Он, вероятно, отчетливо осознал, что уже обречен и теплых чувств у меня не вызывает, а потому заговорил о другом – на свою вечную и излюбленную тему о творческом бесплодии своего дядюшки, решив, наверное, что тут он окажется более компетентен. И так вот сидели мы, разыгрывая эту вопиюще банальную, по моему мнению, тему, когда вдруг все переменилось навсегда и непоправимо, потому что почти ниоткуда возникло нечто такое, что до той поры оставалось невидимым и служило «безмолвным фоном» тому, что на самом деле происходило под спудом этой ни к чему не обязывающей болтовни.

Это откровение явилось следствием вполне обычного движения губ, поджатых племянником и длившихся десятые доли секунды, которых, однако, хватило, чтобы ухватить самую суть его существа или, вернее, ибо иначе выходит чересчур высокопарно, безошибочно понять, что было у него на уме в этот миг.

Это был, повторяю, самый обычный оскал: его мясистые губы раздвинулись и тотчас сомкнулись, словно он хотел произнести какие-то звуки или выговорить такое, что требовало от него больших усилий. И я в течение, по крайней мере, нескольких кратких секунд ясно видел в его душе: он желает уничтожить меня, человека, на котором сосредоточилась вся его ненависть к человечеству. В этом было нечто такое, что не поддавалось рациональному объяснению, однако эта его гримаса, когда он тщетно пытался издать какой-то звук ясно дала мне понять, что он желает мне зла – потому ли, что я задел его своим намерением написать роман, или потому, что он принадлежал к породе людей, думающих: раз уж я никогда не буду веселым и счастливым, так пусть и весь прочий род человеческий не знает радости.

Еще он заставил меня вспомнить о юном про́клятом поэте, ходившем по Барселоне в 70-е годы: он был занят тем, что не давал своим друзьям писать, рассуждая, что если ему не хватает таланта для творчества, то пусть и никто не творит. Сейчас он обременен долгами и женами, которые не могут поверить, что их избранник когда-то был машиной зла.

И я подумал: стократ предпочтительней высокомерие, сумасбродство, извращение, дурь и блажь – все, что я угадываю в Санчесе, чем то, что можно было бы приблизительно и условно назвать «мерзость деяний», что, как мне кажется, порождает тлетворное моральное уродство Юлиана.

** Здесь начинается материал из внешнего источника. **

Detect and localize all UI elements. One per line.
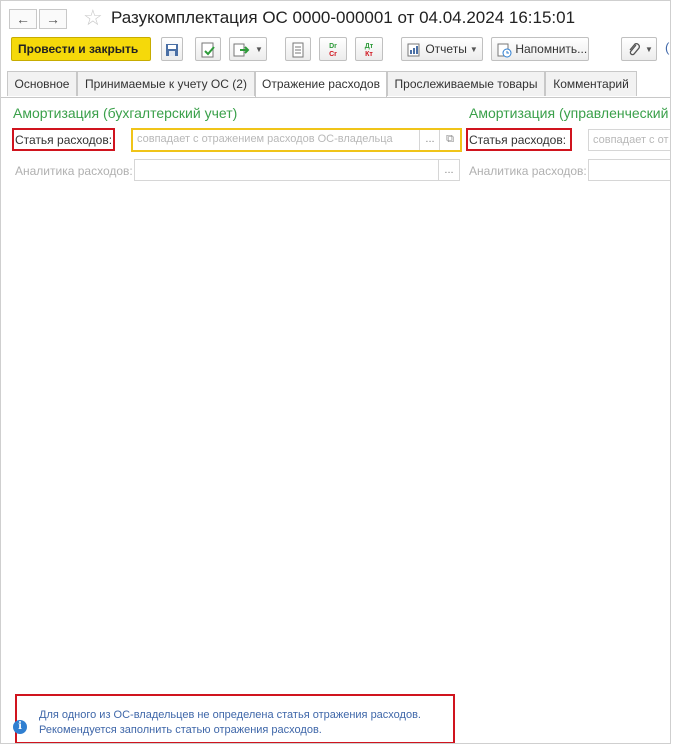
chevron-down-icon: ▼ bbox=[469, 44, 478, 54]
report-icon bbox=[407, 43, 420, 57]
reports-button[interactable]: Отчеты ▼ bbox=[401, 37, 483, 61]
help-link-fragment[interactable]: ( bbox=[665, 40, 669, 55]
title-bar: ← → ☆ Разукомплектация ОС 0000-000001 от… bbox=[1, 1, 670, 35]
attachments-button[interactable]: ▼ bbox=[621, 37, 657, 61]
select-button[interactable]: ... bbox=[419, 130, 440, 150]
dr-cr-icon: Dr Cr bbox=[329, 43, 337, 59]
tab-traceable-goods[interactable]: Прослеживаемые товары bbox=[387, 71, 545, 96]
section-title-accounting: Амортизация (бухгалтерский учет) bbox=[13, 105, 238, 121]
expense-analytics-field-mgmt[interactable] bbox=[588, 159, 670, 181]
tab-main[interactable]: Основное bbox=[7, 71, 77, 96]
expense-item-field[interactable]: совпадает с отражением расходов ОС-владе… bbox=[131, 128, 462, 152]
command-bar: Провести и закрыть ▼ Dr Cr Дт Кт Отчеты ▼ Н… bbox=[1, 37, 670, 65]
expense-analytics-label: Аналитика расходов: bbox=[15, 164, 133, 178]
arrow-left-icon: ← bbox=[16, 11, 30, 27]
warning-message-box: i Для одного из ОС-владельцев не определ… bbox=[13, 694, 455, 743]
document-window: ← → ☆ Разукомплектация ОС 0000-000001 от… bbox=[0, 0, 671, 744]
related-docs-button[interactable] bbox=[285, 37, 311, 61]
create-based-on-button[interactable]: ▼ bbox=[229, 37, 267, 61]
chevron-down-icon: ▼ bbox=[255, 44, 263, 54]
tab-bar: Основное Принимаемые к учету ОС (2) Отра… bbox=[1, 71, 670, 98]
tab-accepted-assets[interactable]: Принимаемые к учету ОС (2) bbox=[77, 71, 255, 96]
section-title-management: Амортизация (управленческий bbox=[469, 105, 669, 121]
save-icon bbox=[166, 43, 178, 56]
select-button[interactable]: ... bbox=[438, 160, 459, 180]
reminder-icon bbox=[497, 43, 512, 58]
post-document-icon bbox=[201, 42, 215, 58]
tab-comment[interactable]: Комментарий bbox=[545, 71, 637, 96]
post-and-close-button[interactable]: Провести и закрыть bbox=[11, 37, 151, 61]
list-icon bbox=[292, 42, 304, 58]
expense-item-field-mgmt[interactable]: совпадает с от bbox=[588, 129, 670, 151]
forward-button[interactable]: → bbox=[39, 9, 67, 29]
expense-analytics-label-mgmt: Аналитика расходов: bbox=[469, 164, 587, 178]
info-icon: i bbox=[13, 720, 27, 734]
debit-credit-button[interactable]: Dr Cr bbox=[319, 37, 347, 61]
expense-item-label: Статья расходов: bbox=[15, 133, 113, 147]
create-based-icon bbox=[233, 43, 250, 57]
post-button[interactable] bbox=[195, 37, 221, 61]
remind-button[interactable]: Напомнить... bbox=[491, 37, 589, 61]
open-icon[interactable]: ⧉ bbox=[439, 130, 460, 150]
back-button[interactable]: ← bbox=[9, 9, 37, 29]
save-button[interactable] bbox=[161, 37, 183, 61]
accounting-entries-button[interactable]: Дт Кт bbox=[355, 37, 383, 61]
warning-message-text[interactable]: Для одного из ОС-владельцев не определен… bbox=[39, 708, 421, 738]
chevron-down-icon: ▼ bbox=[645, 44, 653, 54]
expense-item-label-mgmt: Статья расходов: bbox=[469, 133, 567, 147]
expense-analytics-field[interactable]: ... bbox=[134, 159, 460, 181]
window-title: Разукомплектация ОС 0000-000001 от 04.04… bbox=[111, 8, 576, 27]
paperclip-icon bbox=[629, 42, 640, 56]
dt-kt-icon: Дт Кт bbox=[364, 43, 374, 59]
arrow-right-icon: → bbox=[46, 11, 60, 27]
tab-expense-reflection[interactable]: Отражение расходов bbox=[255, 71, 387, 97]
favorite-star-icon[interactable]: ☆ bbox=[83, 6, 103, 30]
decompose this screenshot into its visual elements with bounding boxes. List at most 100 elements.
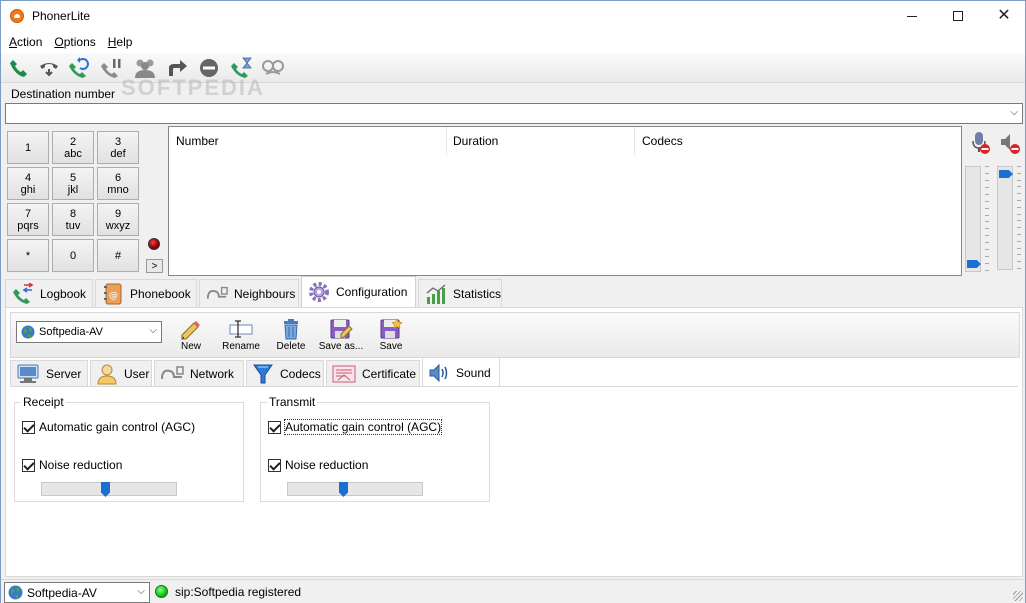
configuration-panel: Softpedia-AV ⌵ New Rename Delete Save as… [5, 307, 1023, 577]
slider-tick [1017, 200, 1021, 201]
menu-action[interactable]: Action [3, 35, 48, 49]
receipt-agc-checkbox-row[interactable]: Automatic gain control (AGC) [22, 420, 195, 434]
column-header-duration[interactable]: Duration [446, 127, 635, 155]
microphone-volume-ticks [985, 166, 989, 272]
keypad-key-7[interactable]: 7 pqrs [7, 203, 49, 236]
column-header-codecs[interactable]: Codecs [635, 127, 957, 155]
close-icon: ✕ [997, 7, 1011, 24]
receipt-noise-reduction-slider[interactable] [41, 482, 177, 497]
status-profile-select[interactable]: Softpedia-AV ⌵ [4, 582, 150, 603]
resize-grip-icon[interactable] [1013, 591, 1023, 601]
hangup-button[interactable] [37, 56, 61, 80]
chevron-down-icon[interactable]: ⌵ [137, 586, 145, 597]
certificate-icon [332, 365, 356, 382]
keypad-key-6[interactable]: 6 mno [97, 167, 139, 200]
hold-icon [101, 59, 121, 78]
save-as-profile-button[interactable]: Save as... [316, 317, 366, 357]
chevron-down-icon[interactable]: ⌵ [149, 325, 157, 336]
transmit-noise-reduction-slider[interactable] [287, 482, 423, 497]
minimize-button[interactable] [889, 1, 935, 31]
receipt-group-title: Receipt [21, 395, 66, 409]
keypad-key-8[interactable]: 8 tuv [52, 203, 94, 236]
slider-tick [1017, 254, 1021, 255]
delete-profile-button[interactable]: Delete [266, 317, 316, 357]
transmit-group: Transmit Automatic gain control (AGC) No… [260, 395, 490, 502]
receipt-noise-reduction-checkbox-row[interactable]: Noise reduction [22, 458, 122, 472]
keypad-key-0[interactable]: 0 [52, 239, 94, 272]
slider-tick [985, 228, 989, 229]
close-button[interactable]: ✕ [981, 1, 1026, 31]
tab-phonebook[interactable]: @ Phonebook [95, 279, 197, 307]
transmit-noise-reduction-checkbox[interactable] [268, 458, 281, 472]
keypad-key-hash[interactable]: # [97, 239, 139, 272]
speaker-volume-slider[interactable] [997, 166, 1013, 270]
record-indicator-icon[interactable] [148, 238, 160, 250]
save-icon [380, 318, 403, 339]
rename-icon [229, 320, 253, 338]
redial-button[interactable] [67, 56, 91, 80]
transmit-agc-checkbox[interactable] [268, 420, 281, 434]
receipt-agc-checkbox[interactable] [22, 420, 35, 434]
slider-tick [1017, 248, 1021, 249]
rename-profile-button[interactable]: Rename [216, 317, 266, 357]
microphone-muted-icon[interactable] [969, 131, 991, 155]
minimize-icon [907, 15, 917, 17]
slider-tick [985, 235, 989, 236]
slider-thumb[interactable] [967, 260, 981, 268]
status-bar: Softpedia-AV ⌵ sip:Softpedia registered [1, 579, 1025, 603]
chevron-down-icon[interactable]: ⌵ [1010, 107, 1018, 118]
subtab-user[interactable]: User [90, 360, 152, 386]
destination-number-input[interactable] [6, 104, 996, 123]
keypad-key-4[interactable]: 4 ghi [7, 167, 49, 200]
save-profile-button[interactable]: Save [366, 317, 416, 357]
tab-configuration[interactable]: Configuration [301, 276, 416, 307]
profile-toolbar: Softpedia-AV ⌵ New Rename Delete Save as… [10, 312, 1020, 358]
slider-tick [985, 201, 989, 202]
receipt-noise-reduction-checkbox[interactable] [22, 458, 35, 472]
keypad-key-9[interactable]: 9 wxyz [97, 203, 139, 236]
slider-tick [985, 166, 989, 167]
expand-keypad-button[interactable]: > [146, 259, 163, 273]
hold-button[interactable] [99, 56, 123, 80]
subtab-codecs[interactable]: Codecs [246, 360, 324, 386]
tab-statistics[interactable]: Statistics [418, 279, 502, 307]
slider-tick [985, 208, 989, 209]
subtab-network[interactable]: Network [154, 360, 244, 386]
transmit-agc-checkbox-row[interactable]: Automatic gain control (AGC) [268, 419, 443, 435]
new-profile-button[interactable]: New [166, 317, 216, 357]
destination-number-combo[interactable]: ⌵ [5, 103, 1023, 124]
column-header-number[interactable]: Number [169, 127, 447, 155]
slider-tick [985, 256, 989, 257]
registration-status-icon [155, 585, 168, 598]
slider-tick [985, 242, 989, 243]
slider-tick [1017, 268, 1021, 269]
slider-tick [1017, 180, 1021, 181]
save-as-icon [330, 319, 353, 339]
microphone-volume-slider[interactable] [965, 166, 981, 272]
tab-logbook[interactable]: Logbook [5, 279, 93, 307]
globe-icon [21, 325, 35, 339]
phonebook-icon: @ [104, 283, 122, 304]
keypad-key-5[interactable]: 5 jkl [52, 167, 94, 200]
tab-neighbours[interactable]: Neighbours [199, 279, 299, 307]
slider-thumb[interactable] [101, 482, 110, 497]
speaker-muted-icon[interactable] [999, 131, 1021, 155]
transmit-noise-reduction-checkbox-row[interactable]: Noise reduction [268, 458, 368, 472]
call-button[interactable] [7, 56, 31, 80]
subtab-server[interactable]: Server [10, 360, 88, 386]
maximize-button[interactable] [935, 1, 981, 31]
subtab-sound[interactable]: Sound [422, 357, 500, 387]
keypad-key-star[interactable]: * [7, 239, 49, 272]
keypad-key-1[interactable]: 1 [7, 131, 49, 164]
slider-tick [1017, 227, 1021, 228]
slider-thumb[interactable] [999, 170, 1013, 178]
svg-text:@: @ [109, 291, 118, 301]
calls-list[interactable]: Number Duration Codecs [168, 126, 962, 276]
subtab-certificate[interactable]: Certificate [326, 360, 420, 386]
profile-select[interactable]: Softpedia-AV ⌵ [16, 321, 162, 343]
keypad-key-2[interactable]: 2 abc [52, 131, 94, 164]
menu-help[interactable]: Help [102, 35, 139, 49]
slider-thumb[interactable] [339, 482, 348, 497]
menu-options[interactable]: Options [48, 35, 101, 49]
keypad-key-3[interactable]: 3 def [97, 131, 139, 164]
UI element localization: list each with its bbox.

Иногда, как ни странно, достаточно движения губ, едва заметной, ничего вроде не значащей ужимки в сопровождении мимолетного и молниеносного – столь же стремительного, сколь и испепеляющего – взгляда, чтобы – как говорил Рембо – познать неведомое, и не «в далекой terra incognita», а в самом сердце того, что совсем рядом».

[ОСКОП 35]

Племяннику, так ненавидящему своего блистательного дядюшку, надо было просто-напросто набраться терпения и действовать, подобно мужу из рассказа Рэя Брэдбери, то есть всего лишь ждать, когда начнется прилив. В этом рассказе под названием «Лето Пикассо» чета американцев отправляется в отпуск к морю, в некое местечко между Францией и Испанией. Настоял на этой поездке муж, который знает, что там живет Пикассо и даже порой спускается на пляж. Муж не верит, что увидит его, но мечтает, по крайней мере, дышать с ним одним воздухом. После обеда жена решает остаться дома, а муж – прогуляться. Идет на пляж, шагает вдоль берега. И замечает впереди еще одного человека. Он видит его со спины: это сильно загорелый старик, совершенно лысый и почти голый. В руке у него трость и время от времени он что-то рисует ею на песке. Муж, идущий следом, склоняется над этими рисунками и рассматривает их – там изображены рыбы и морские растения. Пикассо удаляется, становясь все меньше и меньше, пока не исчезает вовсе. Муж садится на песок и ждет. Ждет до тех пор, пока начавшийся прилив не смывает все эти рисунки и песок вновь не становится первозданно чист.

36

Есть книги, которые оседают в памяти навсегда. Например, неоконченный роман Жоржа Перека «53 дня». Мне вообще кажется, что в этом дневнике литературного подмастерья я незаметно для себя подпал под влияние этой книги. Да нет, не кажется: я совершенно уверен, что он сильно повлиял на меня, пусть даже я до сего дня и не вспоминал о нем. Меня восхищает название его книги – прямая отсылка к тому, сколько дней Стендаль диктовал свой шедевр «Пармскую обитель».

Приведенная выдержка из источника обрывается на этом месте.